Since starting up its football program, attendance has been a constant problem for the Panthers. Numbers haven’t risen over time and the school is perpetually flirting with the NCAA’s mandate of keeping a 15,000 per game average over a two-year rolling period.


So of course it makes sense to get people in the seats, no matter the cost. And I won’t blame them for taking the drastic step of just giving away seats.


But Georgia State really dropped the ball on this one and has only made things worse for itself since Tuesday. Every one of those tickets (the anonymous source claims less than 300, but my own eyes saw at least 500 seats go in just the sections directly behind the GS bench) was legally claimed in the exact way that was intended by Georgia State.


The school cites that the promotional cards were handed out in a neighborhood adjacent to its stadium, but there was no restriction stating that only residents of that neighborhood could claim the tickets. And the run on tickets didn’t stem from Georgia Southern fans finding some loophole or workaround in the ticketing system, Georgia State simply offered the free tickets to any unique email address that used the same promotional code. 


It’s as if the owner of a restaurant supplied his friends with a secret word to tell the server in exchange for a free steak and didn’t think that the word might get out. Just because the Georgia Southern fans aren’t your friends doesn’t mean they can’t cash in on your free steak.


Georgia State was well within its rights to void all of those free tickets - it was just wrong to do so. The Panthers own all of those tickets, even after purchase, and can take them back at any time with a full refund (which would be nothing in this case). 


But what about the local residents who also used that code? Their free tickets are now just as void as mine. And Georgia State can cry foul all it wants, but the anger and public relations flak that they might take from State fans who are angry about their tickets disappearing has nothing to do with Georgia Southern.


As for the Eagle fans whose tickets were revoked, I have a suspicion that most will still make their way into a baseball stadium to watch a football game. 


In the end, it all boils down to money. Georgia State knows it has a payday every two years in the form of Georgia Southern supplying most of the crowd for a game that nearly doubles the attendance number of most other home tilts for the Panthers.

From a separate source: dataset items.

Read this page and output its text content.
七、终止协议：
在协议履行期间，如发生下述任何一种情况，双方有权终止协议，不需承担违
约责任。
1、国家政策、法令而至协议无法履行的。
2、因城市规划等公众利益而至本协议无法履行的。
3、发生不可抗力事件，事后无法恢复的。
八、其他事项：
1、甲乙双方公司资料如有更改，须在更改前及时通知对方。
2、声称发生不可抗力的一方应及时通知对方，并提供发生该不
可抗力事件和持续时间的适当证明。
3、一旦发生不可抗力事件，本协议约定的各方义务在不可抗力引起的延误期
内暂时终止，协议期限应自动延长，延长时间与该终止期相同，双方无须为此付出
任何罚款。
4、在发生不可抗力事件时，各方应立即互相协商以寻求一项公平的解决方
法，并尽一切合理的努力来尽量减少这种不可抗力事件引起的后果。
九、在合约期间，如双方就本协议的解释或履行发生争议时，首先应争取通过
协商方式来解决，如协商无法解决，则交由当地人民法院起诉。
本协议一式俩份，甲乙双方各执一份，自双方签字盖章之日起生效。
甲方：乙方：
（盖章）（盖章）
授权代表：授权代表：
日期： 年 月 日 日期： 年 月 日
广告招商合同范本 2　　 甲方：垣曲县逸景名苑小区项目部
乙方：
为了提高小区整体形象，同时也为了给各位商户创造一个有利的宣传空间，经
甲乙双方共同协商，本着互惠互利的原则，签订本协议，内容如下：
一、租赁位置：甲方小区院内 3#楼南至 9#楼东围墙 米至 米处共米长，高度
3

Through an extremely short-sighted and poorly-executed promotion, Georgia State failed to see that it was letting in for free the fans of the one team that travels well to its stadium. The school panicked, voided everything in order to make money off of the sales that will eventually come in for that game, and then turned to either clamming up about the situation or insinuating that Georgia Southern fans were to blame for the whole mess.


...And Georgia State has apparently learned nothing from this.


Less than 24 hours after the tickets were voided from Tuesday’s ticket run, Georgia State canceled another promotion that was offering ‘buy one, get one’ seats that Eagle fans again pounced on. 


To Georgia State’s credit, all tickets bought before the promotion was pulled seem to still be valid, dealing another financial blow to the Panthers, who would have surely received full value from GS fans for those tickets if not for a promotional campaign that made the same mistake twice.


I don't know about you, but I'm looking forward to hearing of a new plan for a ticket drop following the Panthers' game against Western Michigan this weekend.


Enjoy the bye week, Eagle fans. And only 64 days until kickoff in Atlanta.